Scientific sessions, CRG Group Leader Seminars
A major challenge in evolutionary biology is to identify the origin and nature of genomic changes underlying morphological novelties. Since such structures are mainly built during embryogenesis, it is thus crucial to understand how basic developmental processes operate and have evolved across lineages. Among these processes, epithelial-mesenchymal interactions and transitions are essential for the development of multiple organs and adult structures; therefore, unraveling conserved and derived molecular tools involved in the identity of these tissues and their interplay is key for understanding morphological evolution.
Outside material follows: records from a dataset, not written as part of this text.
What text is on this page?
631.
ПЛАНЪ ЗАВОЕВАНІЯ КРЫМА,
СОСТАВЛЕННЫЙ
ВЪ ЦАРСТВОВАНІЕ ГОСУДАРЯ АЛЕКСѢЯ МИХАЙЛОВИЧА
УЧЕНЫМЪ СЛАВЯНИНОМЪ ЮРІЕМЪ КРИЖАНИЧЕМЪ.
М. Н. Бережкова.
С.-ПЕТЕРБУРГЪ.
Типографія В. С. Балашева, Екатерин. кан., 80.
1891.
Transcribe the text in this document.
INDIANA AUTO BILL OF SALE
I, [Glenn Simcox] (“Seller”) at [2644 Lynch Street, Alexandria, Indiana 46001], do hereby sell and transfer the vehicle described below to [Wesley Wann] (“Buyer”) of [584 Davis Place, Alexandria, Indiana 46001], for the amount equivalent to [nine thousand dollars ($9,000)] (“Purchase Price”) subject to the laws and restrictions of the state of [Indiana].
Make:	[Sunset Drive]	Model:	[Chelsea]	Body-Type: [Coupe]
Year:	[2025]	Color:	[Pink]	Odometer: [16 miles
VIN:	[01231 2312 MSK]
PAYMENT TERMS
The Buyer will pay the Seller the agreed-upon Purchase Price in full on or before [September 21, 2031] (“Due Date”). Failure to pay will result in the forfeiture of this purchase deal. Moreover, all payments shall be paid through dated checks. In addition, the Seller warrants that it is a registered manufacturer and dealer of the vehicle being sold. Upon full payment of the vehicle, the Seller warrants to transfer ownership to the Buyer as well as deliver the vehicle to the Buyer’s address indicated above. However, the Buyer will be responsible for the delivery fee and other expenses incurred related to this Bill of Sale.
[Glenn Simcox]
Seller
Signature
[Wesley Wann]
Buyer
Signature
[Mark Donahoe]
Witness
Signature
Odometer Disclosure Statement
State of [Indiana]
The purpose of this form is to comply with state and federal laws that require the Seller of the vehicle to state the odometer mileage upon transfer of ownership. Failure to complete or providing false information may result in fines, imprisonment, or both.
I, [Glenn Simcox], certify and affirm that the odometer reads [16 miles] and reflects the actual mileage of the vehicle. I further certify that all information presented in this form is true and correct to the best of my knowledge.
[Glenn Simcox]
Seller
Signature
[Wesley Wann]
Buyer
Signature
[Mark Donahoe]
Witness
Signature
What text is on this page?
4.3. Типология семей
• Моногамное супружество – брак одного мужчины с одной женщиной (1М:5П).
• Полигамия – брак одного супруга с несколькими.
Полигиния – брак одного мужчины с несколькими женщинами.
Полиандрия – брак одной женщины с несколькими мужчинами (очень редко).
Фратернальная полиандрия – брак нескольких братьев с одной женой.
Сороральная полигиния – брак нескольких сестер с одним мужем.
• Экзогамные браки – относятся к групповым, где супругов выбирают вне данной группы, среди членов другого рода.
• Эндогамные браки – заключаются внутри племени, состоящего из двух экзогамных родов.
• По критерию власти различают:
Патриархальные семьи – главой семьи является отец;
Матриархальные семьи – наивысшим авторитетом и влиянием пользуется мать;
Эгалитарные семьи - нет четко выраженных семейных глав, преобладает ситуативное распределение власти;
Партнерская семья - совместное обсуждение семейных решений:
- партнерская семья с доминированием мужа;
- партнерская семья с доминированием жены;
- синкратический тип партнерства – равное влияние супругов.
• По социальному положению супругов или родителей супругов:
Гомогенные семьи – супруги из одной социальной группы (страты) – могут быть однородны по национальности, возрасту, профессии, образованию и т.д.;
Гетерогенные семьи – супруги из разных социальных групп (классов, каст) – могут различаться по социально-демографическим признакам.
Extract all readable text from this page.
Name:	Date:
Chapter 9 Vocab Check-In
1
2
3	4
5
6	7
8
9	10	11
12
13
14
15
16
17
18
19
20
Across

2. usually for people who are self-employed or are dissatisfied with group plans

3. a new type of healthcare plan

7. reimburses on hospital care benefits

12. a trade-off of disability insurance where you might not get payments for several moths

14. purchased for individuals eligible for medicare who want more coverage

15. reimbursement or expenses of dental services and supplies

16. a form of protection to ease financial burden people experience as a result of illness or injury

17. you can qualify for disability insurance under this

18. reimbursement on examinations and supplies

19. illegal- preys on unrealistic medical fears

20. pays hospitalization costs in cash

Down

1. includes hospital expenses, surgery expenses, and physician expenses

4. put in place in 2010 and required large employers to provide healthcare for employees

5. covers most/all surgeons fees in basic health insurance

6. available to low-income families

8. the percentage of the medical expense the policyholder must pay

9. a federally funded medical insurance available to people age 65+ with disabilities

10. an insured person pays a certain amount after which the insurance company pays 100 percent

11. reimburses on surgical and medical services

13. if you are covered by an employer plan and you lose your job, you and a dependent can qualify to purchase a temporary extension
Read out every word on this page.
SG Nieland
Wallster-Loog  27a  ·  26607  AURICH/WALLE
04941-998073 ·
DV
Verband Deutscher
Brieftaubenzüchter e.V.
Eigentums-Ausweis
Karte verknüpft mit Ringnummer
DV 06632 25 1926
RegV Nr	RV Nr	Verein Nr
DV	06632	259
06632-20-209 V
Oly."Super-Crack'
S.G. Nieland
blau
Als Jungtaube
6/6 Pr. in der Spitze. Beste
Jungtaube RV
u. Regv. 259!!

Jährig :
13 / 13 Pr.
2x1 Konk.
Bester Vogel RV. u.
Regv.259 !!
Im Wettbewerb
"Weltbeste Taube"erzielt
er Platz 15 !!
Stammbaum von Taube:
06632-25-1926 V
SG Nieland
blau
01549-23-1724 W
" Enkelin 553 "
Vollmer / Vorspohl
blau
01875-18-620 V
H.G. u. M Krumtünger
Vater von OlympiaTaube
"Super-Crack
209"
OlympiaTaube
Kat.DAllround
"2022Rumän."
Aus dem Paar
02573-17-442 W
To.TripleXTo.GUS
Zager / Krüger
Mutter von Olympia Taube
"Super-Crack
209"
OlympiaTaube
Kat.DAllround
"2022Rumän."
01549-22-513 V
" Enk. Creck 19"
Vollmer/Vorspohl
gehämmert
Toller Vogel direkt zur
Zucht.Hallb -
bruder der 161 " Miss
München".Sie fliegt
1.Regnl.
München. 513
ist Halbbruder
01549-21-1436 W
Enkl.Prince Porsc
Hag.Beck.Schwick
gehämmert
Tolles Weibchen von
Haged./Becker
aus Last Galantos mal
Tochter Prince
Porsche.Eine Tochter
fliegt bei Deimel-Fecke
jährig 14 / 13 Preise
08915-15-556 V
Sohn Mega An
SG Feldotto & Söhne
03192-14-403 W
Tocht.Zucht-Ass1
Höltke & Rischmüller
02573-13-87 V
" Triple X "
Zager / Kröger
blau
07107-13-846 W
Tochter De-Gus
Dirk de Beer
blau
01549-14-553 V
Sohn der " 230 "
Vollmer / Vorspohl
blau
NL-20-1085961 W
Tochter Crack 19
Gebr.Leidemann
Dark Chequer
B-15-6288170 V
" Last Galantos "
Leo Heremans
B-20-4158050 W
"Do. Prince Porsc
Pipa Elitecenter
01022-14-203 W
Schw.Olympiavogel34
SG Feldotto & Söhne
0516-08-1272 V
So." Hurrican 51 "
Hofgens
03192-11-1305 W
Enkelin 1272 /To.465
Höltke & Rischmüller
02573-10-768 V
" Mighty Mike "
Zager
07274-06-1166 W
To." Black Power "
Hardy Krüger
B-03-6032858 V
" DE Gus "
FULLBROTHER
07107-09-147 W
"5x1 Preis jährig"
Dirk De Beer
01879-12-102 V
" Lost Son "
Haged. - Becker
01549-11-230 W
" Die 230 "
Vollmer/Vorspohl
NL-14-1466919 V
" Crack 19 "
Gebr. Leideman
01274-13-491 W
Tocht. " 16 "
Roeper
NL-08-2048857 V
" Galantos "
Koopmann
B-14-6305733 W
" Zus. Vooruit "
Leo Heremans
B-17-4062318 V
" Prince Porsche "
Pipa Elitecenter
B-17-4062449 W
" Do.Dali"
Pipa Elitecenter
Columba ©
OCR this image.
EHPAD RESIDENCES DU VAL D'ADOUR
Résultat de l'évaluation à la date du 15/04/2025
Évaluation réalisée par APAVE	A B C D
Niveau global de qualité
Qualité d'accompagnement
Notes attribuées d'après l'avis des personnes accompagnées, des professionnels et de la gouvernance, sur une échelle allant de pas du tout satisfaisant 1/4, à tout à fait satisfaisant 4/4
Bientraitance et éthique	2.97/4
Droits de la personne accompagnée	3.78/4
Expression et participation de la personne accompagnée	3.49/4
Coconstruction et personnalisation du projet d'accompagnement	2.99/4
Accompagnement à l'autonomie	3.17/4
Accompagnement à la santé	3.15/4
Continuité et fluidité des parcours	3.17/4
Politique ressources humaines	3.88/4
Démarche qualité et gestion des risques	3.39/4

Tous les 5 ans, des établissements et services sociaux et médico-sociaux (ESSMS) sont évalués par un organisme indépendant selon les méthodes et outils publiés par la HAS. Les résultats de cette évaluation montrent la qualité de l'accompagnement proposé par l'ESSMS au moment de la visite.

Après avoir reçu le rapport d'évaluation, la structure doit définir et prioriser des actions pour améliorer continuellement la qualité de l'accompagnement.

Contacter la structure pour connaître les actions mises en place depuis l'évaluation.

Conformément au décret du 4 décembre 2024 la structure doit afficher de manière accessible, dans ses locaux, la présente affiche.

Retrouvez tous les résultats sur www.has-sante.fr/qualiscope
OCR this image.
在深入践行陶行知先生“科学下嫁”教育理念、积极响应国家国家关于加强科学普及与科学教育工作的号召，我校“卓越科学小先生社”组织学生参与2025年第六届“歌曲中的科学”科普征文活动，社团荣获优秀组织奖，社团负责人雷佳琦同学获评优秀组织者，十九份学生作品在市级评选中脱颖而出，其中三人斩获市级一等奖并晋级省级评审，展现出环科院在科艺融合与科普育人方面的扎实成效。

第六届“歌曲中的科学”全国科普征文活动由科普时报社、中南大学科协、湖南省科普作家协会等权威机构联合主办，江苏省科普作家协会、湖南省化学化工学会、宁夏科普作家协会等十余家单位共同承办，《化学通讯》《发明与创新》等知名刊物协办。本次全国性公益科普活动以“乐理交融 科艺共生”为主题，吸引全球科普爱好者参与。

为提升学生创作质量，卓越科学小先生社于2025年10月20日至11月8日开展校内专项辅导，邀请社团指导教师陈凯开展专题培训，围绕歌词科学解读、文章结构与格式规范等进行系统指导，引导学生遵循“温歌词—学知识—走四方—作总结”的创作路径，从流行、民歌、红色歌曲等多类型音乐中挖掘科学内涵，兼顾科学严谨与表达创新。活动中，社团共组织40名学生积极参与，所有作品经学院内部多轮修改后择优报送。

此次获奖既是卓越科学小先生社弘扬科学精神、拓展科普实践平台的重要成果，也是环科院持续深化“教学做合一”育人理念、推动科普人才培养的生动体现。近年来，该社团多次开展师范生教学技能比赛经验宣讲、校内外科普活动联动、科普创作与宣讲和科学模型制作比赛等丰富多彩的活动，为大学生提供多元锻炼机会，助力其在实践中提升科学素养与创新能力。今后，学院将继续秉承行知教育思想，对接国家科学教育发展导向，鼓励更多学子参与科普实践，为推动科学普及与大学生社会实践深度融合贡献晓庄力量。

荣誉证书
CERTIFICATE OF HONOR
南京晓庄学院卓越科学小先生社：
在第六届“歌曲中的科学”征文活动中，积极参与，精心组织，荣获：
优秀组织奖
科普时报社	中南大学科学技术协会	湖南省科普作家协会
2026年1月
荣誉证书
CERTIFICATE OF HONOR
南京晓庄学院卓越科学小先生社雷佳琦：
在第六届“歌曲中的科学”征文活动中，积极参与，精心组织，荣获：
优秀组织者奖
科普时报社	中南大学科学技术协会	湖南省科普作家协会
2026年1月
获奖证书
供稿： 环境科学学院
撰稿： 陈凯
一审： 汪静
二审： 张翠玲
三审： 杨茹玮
In this talk, I will focus on the developmental role of the Epithelial Splicing Regulatory Protein (ESRP) gene family, which regulates an extensive alternative splicing program associated with epithelial-to-mesenchymal transitions in human cell cultures and cancer, and is essential in mouse organogenesis. We investigated both the developmental role and transcriptomic impact of ESRP splicing factors during embryogenesis of vertebrates and their close invertebrate relatives. Our results demonstrate that, while ESRP proteins are involved in similar basic developmental processes associated with epithelial-mesenchymal interplays, they have often been coopted for the development of clade-restricted structures through regulation of largely lineage-specific exon targets.
Manuel Irimia obtained his PhD in 2010 at University of Barcelona investigating the origin of vertebrates. After two postdocs at Stanford University and University of Toronto, he joined the CRG in June 2014. His lab is interested in understanding the roles that transcriptomic diversification, especially through alternative splicing, plays on vertebrate development and evolution.